About seven years after construction of the Taj Mahal was finished, Shah Jahan fell ill. His sons all decided this was their opportunity to gain the throne, and they all turned against each other. Jahan's third son, Aurangzeb, defeated his brothers in battle and locked up his father as prisoner in the Fort of Agra. From the fort, Shah Jahan had a perfect view of the gleaming Taj Mahal. For eight years, he was forced to look at the eternal home of his late wife, never getting the chance to come any closer. Eventually Shah passed, and his daughter decided to lay him to rest right next to his wife in the tomb he had built to show his love for her.
Even though Shah Jahan and Mumtaz Mahal's story didn't go quite as planned, as least they're resting next to each other now. I can't imagine a better place to be.
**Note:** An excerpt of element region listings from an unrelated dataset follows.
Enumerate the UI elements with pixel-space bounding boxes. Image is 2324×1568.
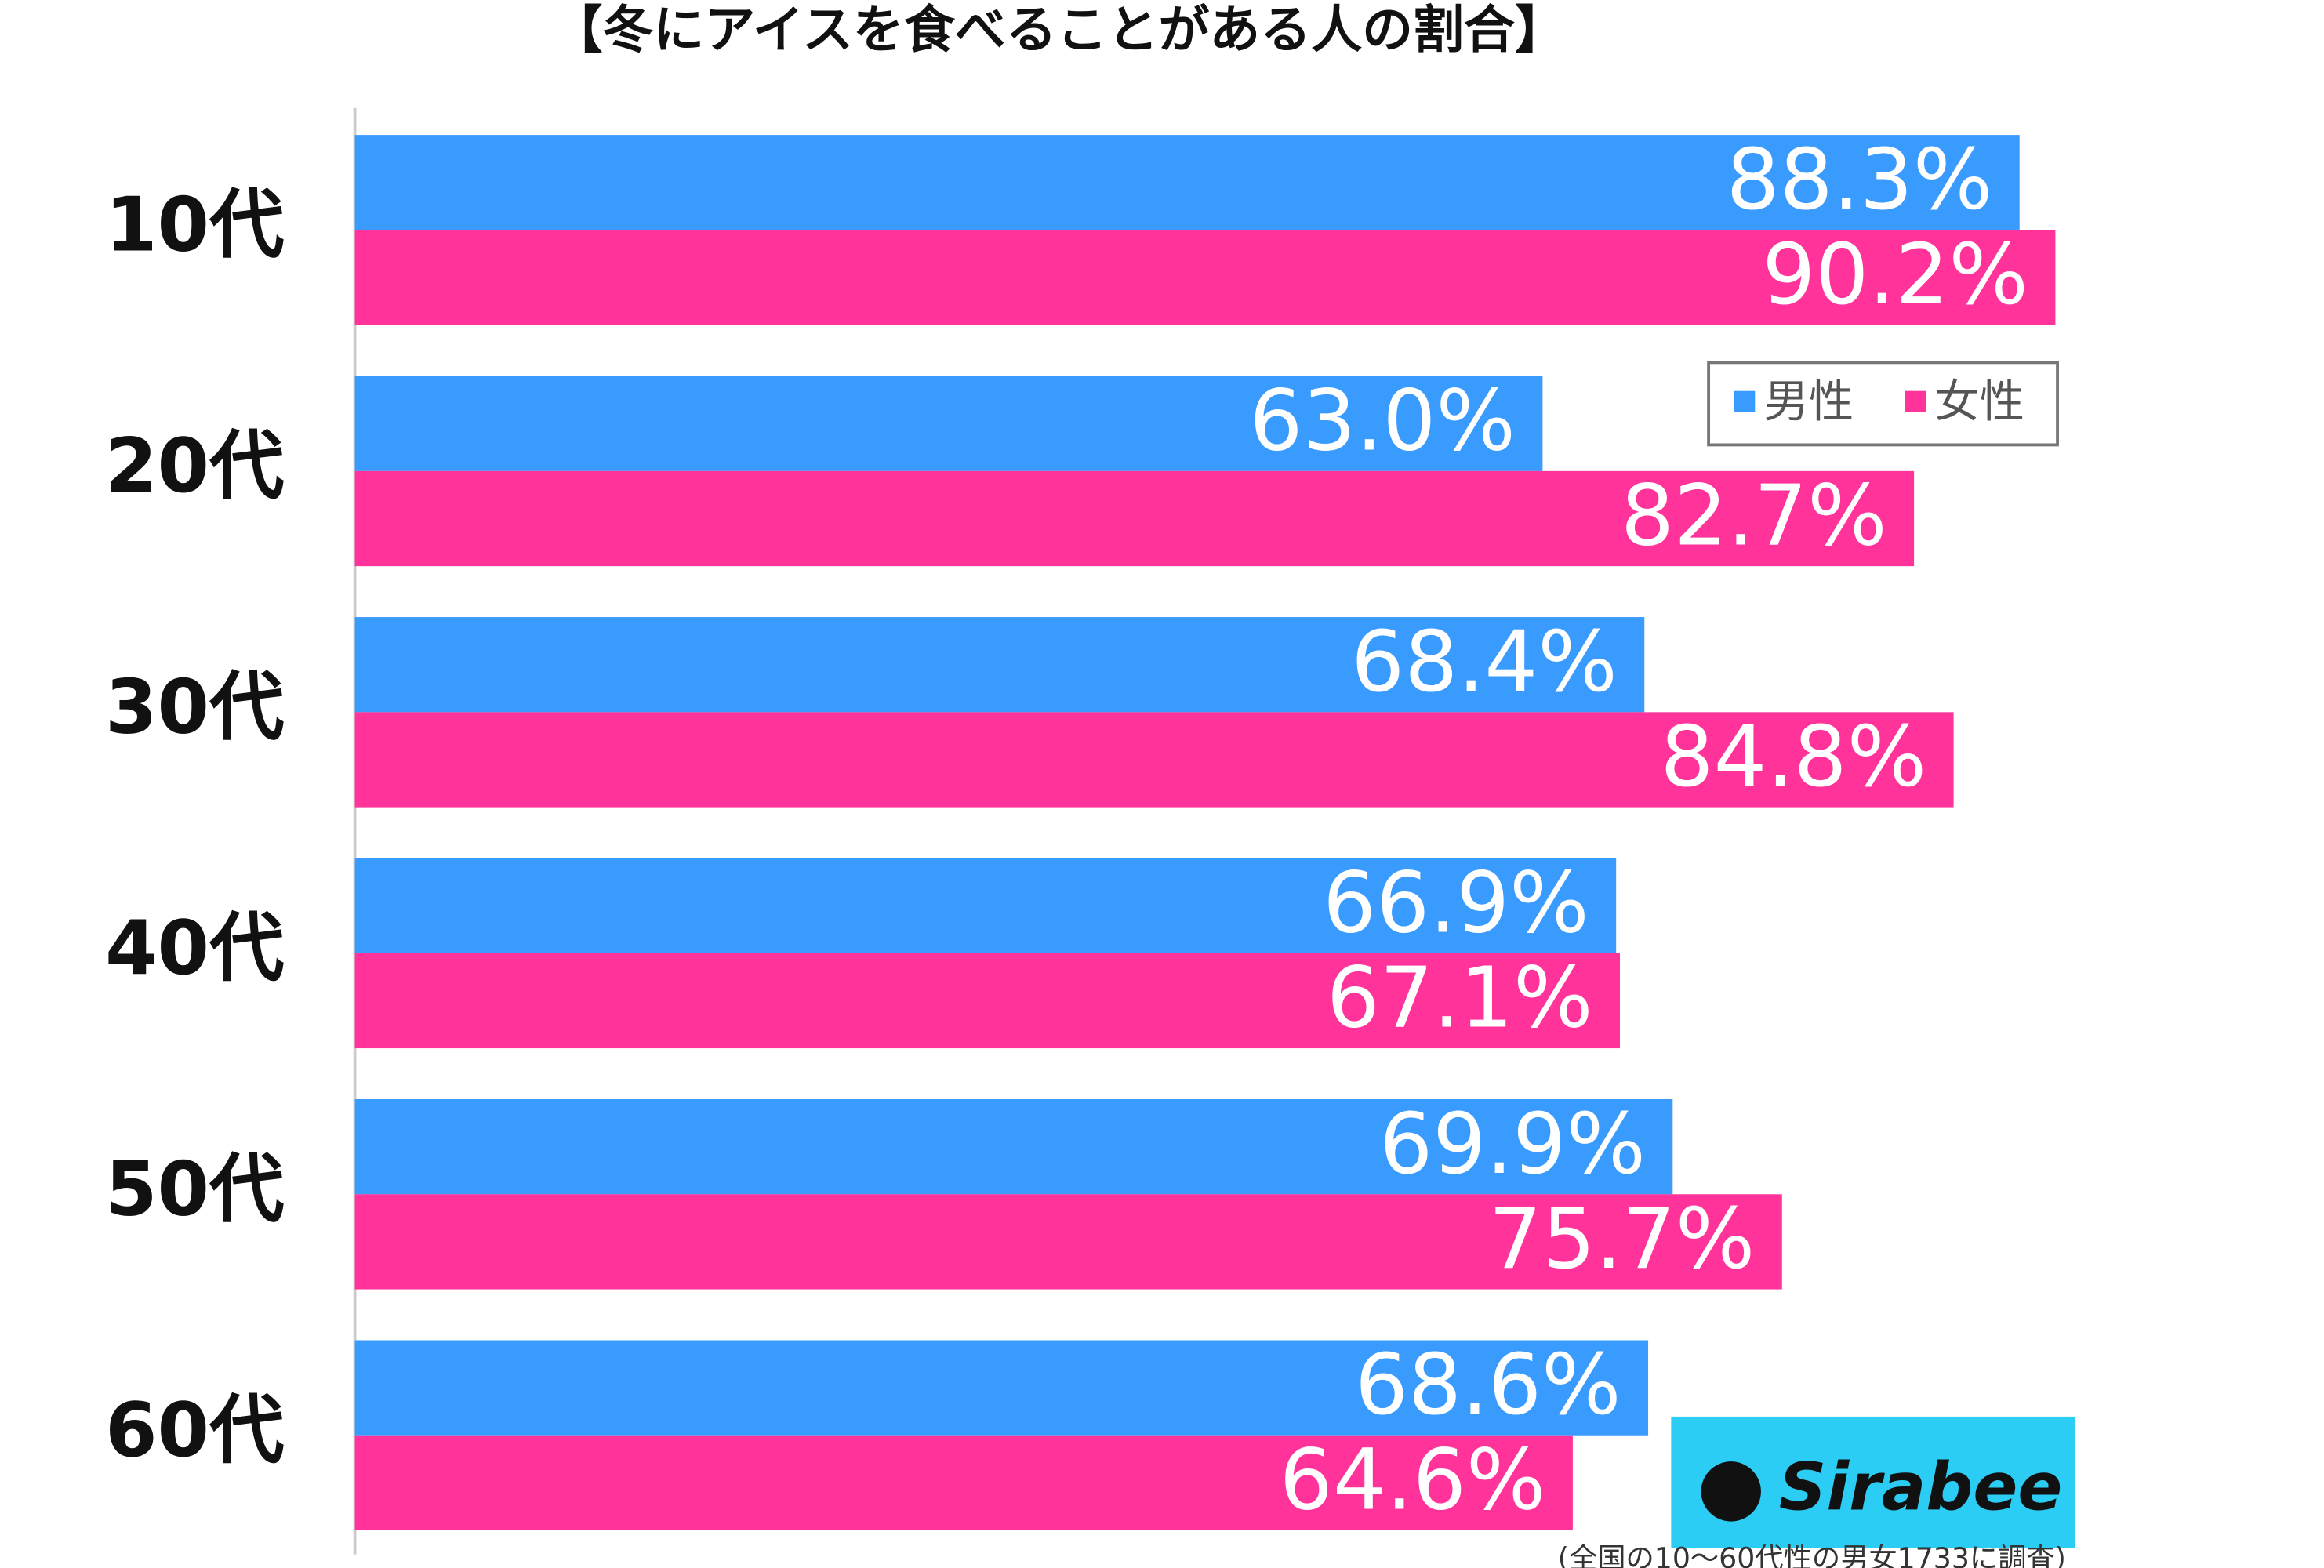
- legend-swatch: [1734, 390, 1756, 412]
- legend-label: 男性: [1764, 375, 1854, 427]
- value-label: 64.6%: [1280, 1432, 1546, 1530]
- y-tick-label: 10代: [105, 181, 284, 269]
- bar: [354, 1099, 1673, 1195]
- bar: [354, 1340, 1649, 1436]
- legend-label: 女性: [1934, 375, 2024, 427]
- bar: [354, 376, 1543, 471]
- bar: [354, 953, 1620, 1049]
- value-label: 82.7%: [1621, 468, 1887, 565]
- legend-box: [1707, 361, 2059, 447]
- value-label: 90.2%: [1762, 227, 2028, 324]
- footnote: (全国の10～60代性の男女1733に調査): [1558, 1541, 2066, 1568]
- bar: [354, 135, 2020, 230]
- value-label: 68.4%: [1351, 614, 1618, 711]
- bar: [354, 712, 1954, 808]
- bar: [354, 230, 2056, 325]
- logo-icon: [1701, 1461, 1761, 1522]
- value-label: 66.9%: [1323, 855, 1589, 952]
- y-tick-label: 60代: [105, 1386, 284, 1474]
- value-label: 67.1%: [1327, 950, 1593, 1047]
- bar: [354, 1435, 1573, 1531]
- value-label: 69.9%: [1379, 1096, 1646, 1193]
- y-tick-label: 40代: [105, 904, 284, 992]
- value-label: 75.7%: [1489, 1191, 1756, 1288]
- bar: [354, 470, 1915, 567]
- chart-title: 【冬にアイスを食べることがある人の割合】: [552, 1, 1566, 60]
- legend-swatch: [1905, 390, 1926, 412]
- bar: [354, 617, 1645, 713]
- value-label: 88.3%: [1727, 132, 1993, 229]
- bar: [354, 858, 1617, 953]
- logo-text: Sirabee: [1779, 1448, 2063, 1525]
- value-label: 68.6%: [1355, 1337, 1621, 1434]
- value-label: 63.0%: [1249, 372, 1516, 470]
- value-label: 84.8%: [1660, 709, 1926, 806]
- y-tick-label: 20代: [105, 422, 284, 510]
- bar: [354, 1194, 1782, 1290]
- y-tick-label: 30代: [105, 663, 284, 751]
- y-tick-label: 50代: [105, 1145, 284, 1233]
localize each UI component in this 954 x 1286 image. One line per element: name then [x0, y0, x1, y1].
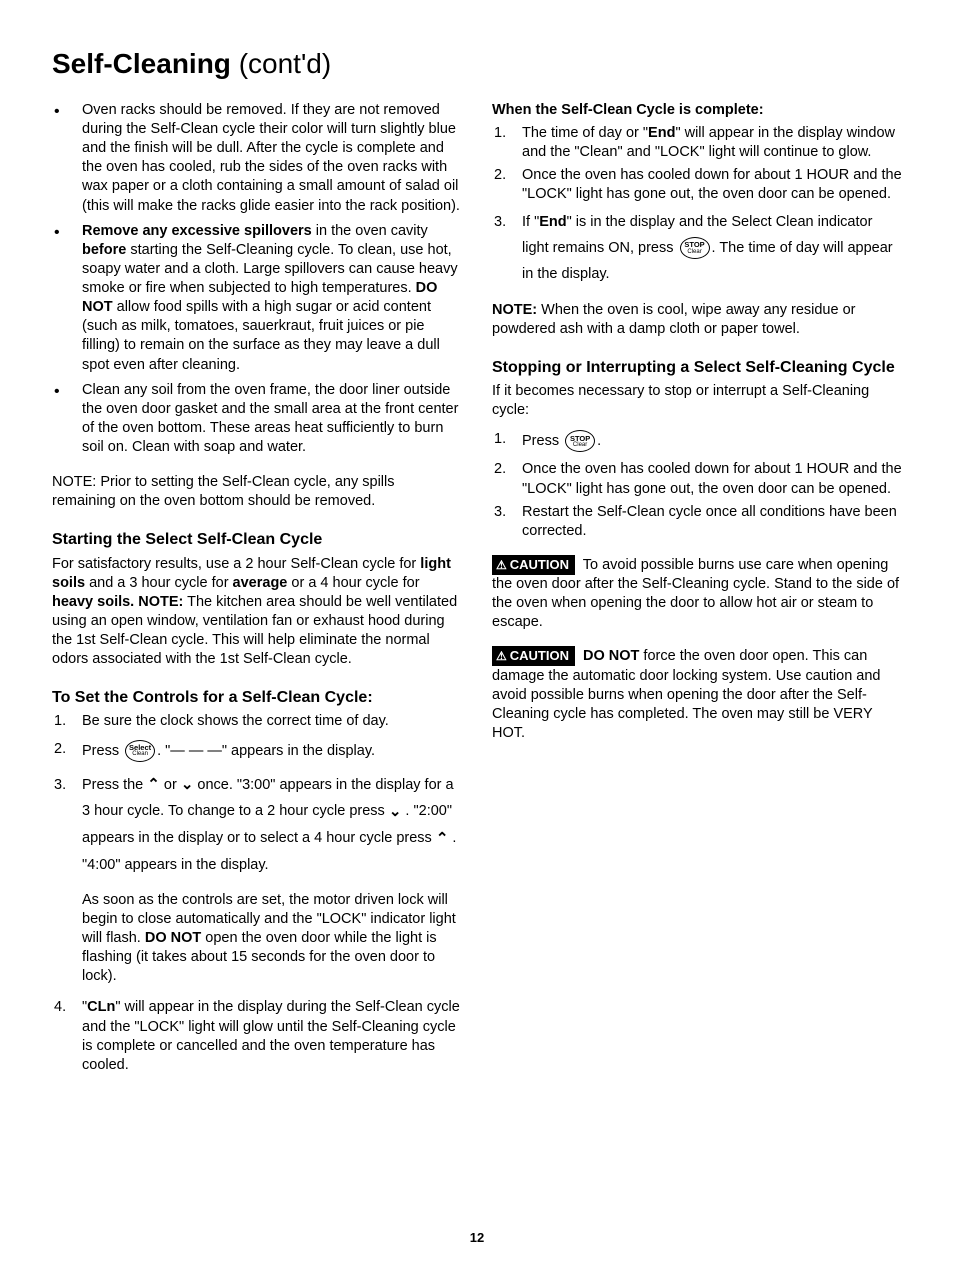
- stop-clear-button-icon: STOPClear: [680, 237, 710, 259]
- text: If ": [522, 214, 539, 230]
- text-bold: heavy soils. NOTE:: [52, 594, 183, 610]
- title-contd: (cont'd): [231, 48, 331, 79]
- list-item: 2.Once the oven has cooled down for abou…: [522, 166, 902, 204]
- title-main: Self-Cleaning: [52, 48, 231, 79]
- caution-badge-icon: CAUTION: [492, 555, 575, 575]
- caution-paragraph: CAUTION To avoid possible burns use care…: [492, 555, 902, 633]
- text-bold: NOTE:: [492, 302, 537, 318]
- text-bold: Remove any excessive spillovers: [82, 223, 312, 239]
- text: " will appear in the display during the …: [82, 999, 460, 1072]
- list-item: Oven racks should be removed. If they ar…: [82, 101, 462, 216]
- set-controls-list: 1.Be sure the clock shows the correct ti…: [52, 712, 462, 1075]
- text: Oven racks should be removed. If they ar…: [82, 102, 460, 214]
- caution-paragraph: CAUTION DO NOT force the oven door open.…: [492, 646, 902, 743]
- subheading-set-controls: To Set the Controls for a Self-Clean Cyc…: [52, 687, 462, 708]
- text: For satisfactory results, use a 2 hour S…: [52, 556, 420, 572]
- text: Once the oven has cooled down for about …: [522, 167, 902, 202]
- list-item: 3. If "End" is in the display and the Se…: [522, 209, 902, 287]
- text: Press the: [82, 777, 147, 793]
- text: in the oven cavity: [312, 223, 428, 239]
- text: Press: [82, 742, 123, 758]
- text: .: [597, 433, 601, 449]
- paragraph: If it becomes necessary to stop or inter…: [492, 382, 902, 420]
- paragraph: For satisfactory results, use a 2 hour S…: [52, 555, 462, 670]
- right-column: When the Self-Clean Cycle is complete: 1…: [492, 101, 902, 1089]
- select-clean-button-icon: SelectClean: [125, 740, 155, 762]
- text: Once the oven has cooled down for about …: [522, 461, 902, 496]
- list-item: 3. Press the ⌃ or ⌄ once. "3:00" appears…: [82, 772, 462, 987]
- list-item: 3.Restart the Self-Clean cycle once all …: [522, 503, 902, 541]
- text: and a 3 hour cycle for: [85, 575, 233, 591]
- text-bold: End: [539, 214, 566, 230]
- down-arrow-icon: ⌄: [181, 777, 194, 792]
- stop-clear-button-icon: STOPClear: [565, 430, 595, 452]
- text: or: [160, 777, 181, 793]
- down-arrow-icon: ⌄: [389, 804, 402, 819]
- list-item: 2. Press SelectClean. "— — —" appears in…: [82, 740, 462, 762]
- text: starting the Self-Cleaning cycle. To cle…: [82, 242, 458, 296]
- two-column-layout: Oven racks should be removed. If they ar…: [52, 101, 902, 1089]
- caution-badge-icon: CAUTION: [492, 646, 575, 666]
- prep-bullet-list: Oven racks should be removed. If they ar…: [52, 101, 462, 457]
- text: When the oven is cool, wipe away any res…: [492, 302, 855, 337]
- text-bold: before: [82, 242, 126, 258]
- text: Be sure the clock shows the correct time…: [82, 713, 389, 729]
- page-title: Self-Cleaning (cont'd): [52, 46, 902, 83]
- list-item: 1. The time of day or "End" will appear …: [522, 124, 902, 162]
- subheading-stopping: Stopping or Interrupting a Select Self-C…: [492, 357, 902, 378]
- list-item: Remove any excessive spillovers in the o…: [82, 222, 462, 375]
- text-bold: CLn: [87, 999, 115, 1015]
- text-bold: DO NOT: [583, 648, 639, 664]
- note-paragraph: NOTE: Prior to setting the Self-Clean cy…: [52, 473, 462, 511]
- list-item: 1.Be sure the clock shows the correct ti…: [82, 712, 462, 731]
- text: . "— — —" appears in the display.: [157, 742, 375, 758]
- text-bold: End: [648, 125, 675, 141]
- text: Restart the Self-Clean cycle once all co…: [522, 504, 897, 539]
- text: Clean any soil from the oven frame, the …: [82, 382, 458, 455]
- text: allow food spills with a high sugar or a…: [82, 299, 440, 372]
- subheading-starting: Starting the Select Self-Clean Cycle: [52, 529, 462, 550]
- up-arrow-icon: ⌃: [147, 777, 160, 792]
- text-bold: average: [233, 575, 288, 591]
- list-item: 2.Once the oven has cooled down for abou…: [522, 460, 902, 498]
- up-arrow-icon: ⌃: [436, 831, 449, 846]
- list-item: 1. Press STOPClear.: [522, 430, 902, 452]
- text: Press: [522, 433, 563, 449]
- list-item: Clean any soil from the oven frame, the …: [82, 381, 462, 458]
- text-bold: DO NOT: [145, 930, 201, 946]
- stopping-list: 1. Press STOPClear. 2.Once the oven has …: [492, 430, 902, 541]
- text: The time of day or ": [522, 125, 648, 141]
- left-column: Oven racks should be removed. If they ar…: [52, 101, 462, 1089]
- list-item: 4. "CLn" will appear in the display duri…: [82, 998, 462, 1075]
- page-number: 12: [52, 1229, 902, 1246]
- complete-list: 1. The time of day or "End" will appear …: [492, 124, 902, 287]
- note-paragraph: NOTE: When the oven is cool, wipe away a…: [492, 301, 902, 339]
- subheading-complete: When the Self-Clean Cycle is complete:: [492, 101, 902, 120]
- text: or a 4 hour cycle for: [287, 575, 419, 591]
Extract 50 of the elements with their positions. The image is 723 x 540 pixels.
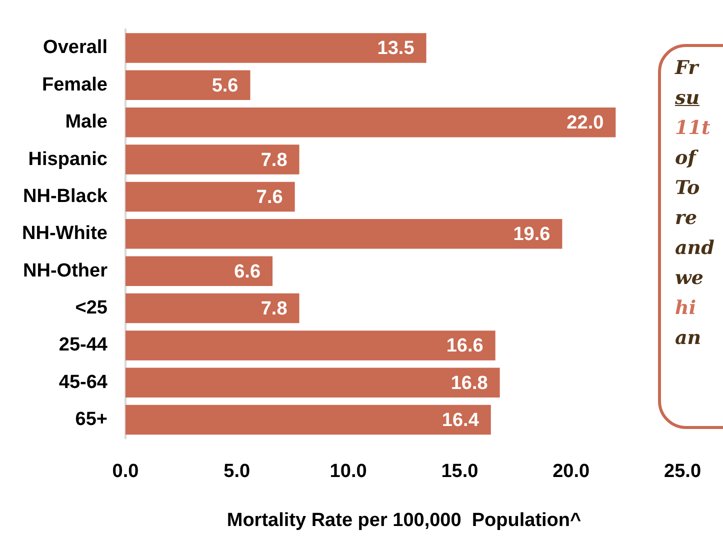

When thinking about how I've moved from place to place over the years, across countries and oceans and states and cities, I've come to the conclusion that home can just be whatever you want it to be. If you want it to be a place, whether that's a city or a region or just a geographical landmark, that's awesome. If you want it to be beside your loved ones (dead or alive), I think that's even better. Personally, I like to take the advice of a good friend of mine and think of myself as home. I can create my own sense of peace and security. Of course, I'll always draw from everything around me, all the family and friends and mountains and rivers.